Global Christianity Rise of natural science
Global Christianity

A movement to explain the world on the basis of natural laws and systems.

The rise of natural science called for a new relationship between science and religion

The foundations of the new scientific era were laid by Copernicus (1473-1543) and Galileo (1564-1642). Their demonstration that the sun was the center around which the planets revolved implied that humanity and earth were not the center of creation. Sir Isaac Newton (1641-1727) argued that the laws of motion and gravity keep sun and moon, stars and planets in their places. Deeply religious, Newton assumed that God was involved in the created order. Others, however, concluded that there was no need for God to sustain nature or intervene in it. If, as John Locke insisted, true knowledge comes from experience rather than revelation, scientific and philosophical inquiries were no longer under the authority of the church. This in turn called for a new relationship between science and religion.

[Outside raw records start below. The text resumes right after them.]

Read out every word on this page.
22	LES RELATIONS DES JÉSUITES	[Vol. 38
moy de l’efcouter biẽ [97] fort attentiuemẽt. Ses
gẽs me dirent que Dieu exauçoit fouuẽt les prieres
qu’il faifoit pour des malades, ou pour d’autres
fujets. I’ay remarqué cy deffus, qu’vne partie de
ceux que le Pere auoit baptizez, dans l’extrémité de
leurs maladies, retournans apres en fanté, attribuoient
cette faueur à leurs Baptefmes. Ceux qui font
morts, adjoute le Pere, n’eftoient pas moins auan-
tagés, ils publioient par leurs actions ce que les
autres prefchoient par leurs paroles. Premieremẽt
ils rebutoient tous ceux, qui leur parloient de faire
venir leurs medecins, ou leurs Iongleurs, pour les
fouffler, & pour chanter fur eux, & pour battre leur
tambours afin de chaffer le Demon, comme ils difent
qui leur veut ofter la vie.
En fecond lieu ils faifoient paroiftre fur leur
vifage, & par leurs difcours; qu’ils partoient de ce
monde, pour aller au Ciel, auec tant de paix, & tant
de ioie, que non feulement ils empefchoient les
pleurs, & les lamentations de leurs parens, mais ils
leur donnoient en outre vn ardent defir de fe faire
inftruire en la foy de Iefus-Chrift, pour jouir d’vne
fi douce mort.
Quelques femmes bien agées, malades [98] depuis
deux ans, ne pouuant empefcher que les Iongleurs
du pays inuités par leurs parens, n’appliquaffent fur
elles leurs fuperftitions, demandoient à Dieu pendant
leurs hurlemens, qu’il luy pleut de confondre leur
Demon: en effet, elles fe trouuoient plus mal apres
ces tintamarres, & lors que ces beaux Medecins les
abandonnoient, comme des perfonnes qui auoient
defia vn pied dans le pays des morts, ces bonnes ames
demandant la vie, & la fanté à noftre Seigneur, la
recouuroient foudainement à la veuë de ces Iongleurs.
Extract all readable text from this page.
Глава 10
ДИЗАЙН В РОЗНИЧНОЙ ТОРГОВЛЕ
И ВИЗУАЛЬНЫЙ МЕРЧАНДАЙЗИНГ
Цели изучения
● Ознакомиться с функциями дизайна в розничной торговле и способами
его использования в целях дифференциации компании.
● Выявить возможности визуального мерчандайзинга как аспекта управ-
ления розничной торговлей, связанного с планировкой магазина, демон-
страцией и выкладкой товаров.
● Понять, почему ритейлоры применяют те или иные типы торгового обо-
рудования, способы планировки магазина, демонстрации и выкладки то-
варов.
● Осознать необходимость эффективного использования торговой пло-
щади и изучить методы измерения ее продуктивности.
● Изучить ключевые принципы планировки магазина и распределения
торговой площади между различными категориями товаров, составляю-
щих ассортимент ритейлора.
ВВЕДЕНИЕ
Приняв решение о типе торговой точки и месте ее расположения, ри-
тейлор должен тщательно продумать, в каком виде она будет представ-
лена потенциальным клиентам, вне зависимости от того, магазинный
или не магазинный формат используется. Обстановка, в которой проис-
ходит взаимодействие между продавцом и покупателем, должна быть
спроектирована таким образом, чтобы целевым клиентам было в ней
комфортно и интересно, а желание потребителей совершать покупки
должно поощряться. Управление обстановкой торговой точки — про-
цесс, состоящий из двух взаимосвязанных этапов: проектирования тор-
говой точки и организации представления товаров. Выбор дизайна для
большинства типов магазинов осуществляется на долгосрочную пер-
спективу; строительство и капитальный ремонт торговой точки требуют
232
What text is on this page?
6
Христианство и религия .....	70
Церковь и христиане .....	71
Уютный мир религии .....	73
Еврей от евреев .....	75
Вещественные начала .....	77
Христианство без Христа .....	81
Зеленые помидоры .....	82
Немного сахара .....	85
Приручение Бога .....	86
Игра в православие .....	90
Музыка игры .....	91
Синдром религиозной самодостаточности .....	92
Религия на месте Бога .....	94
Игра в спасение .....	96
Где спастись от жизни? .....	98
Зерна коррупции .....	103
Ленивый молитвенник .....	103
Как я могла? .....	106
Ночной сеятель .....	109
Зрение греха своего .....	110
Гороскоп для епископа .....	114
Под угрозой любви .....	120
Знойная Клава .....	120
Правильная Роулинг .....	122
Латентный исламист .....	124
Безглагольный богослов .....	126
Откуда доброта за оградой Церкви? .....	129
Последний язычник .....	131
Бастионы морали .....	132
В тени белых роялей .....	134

One approach was to subordinate religion to science. This Deism attempted, by reducing Christianity to a rational, moral system. A second approach was to show that religion and science are complementary. This Joseph Butler (1692-1752) did by relying on the concept of design: God was the designer of natural and moral systems--of science and religion, and new discoveries confirmed that an all-powerful, all-wise God had made the world. Design came under assault in the nineteenth century when Darwinism postulated development from below, or "evolution," rather than design from above, to explain the origin of species.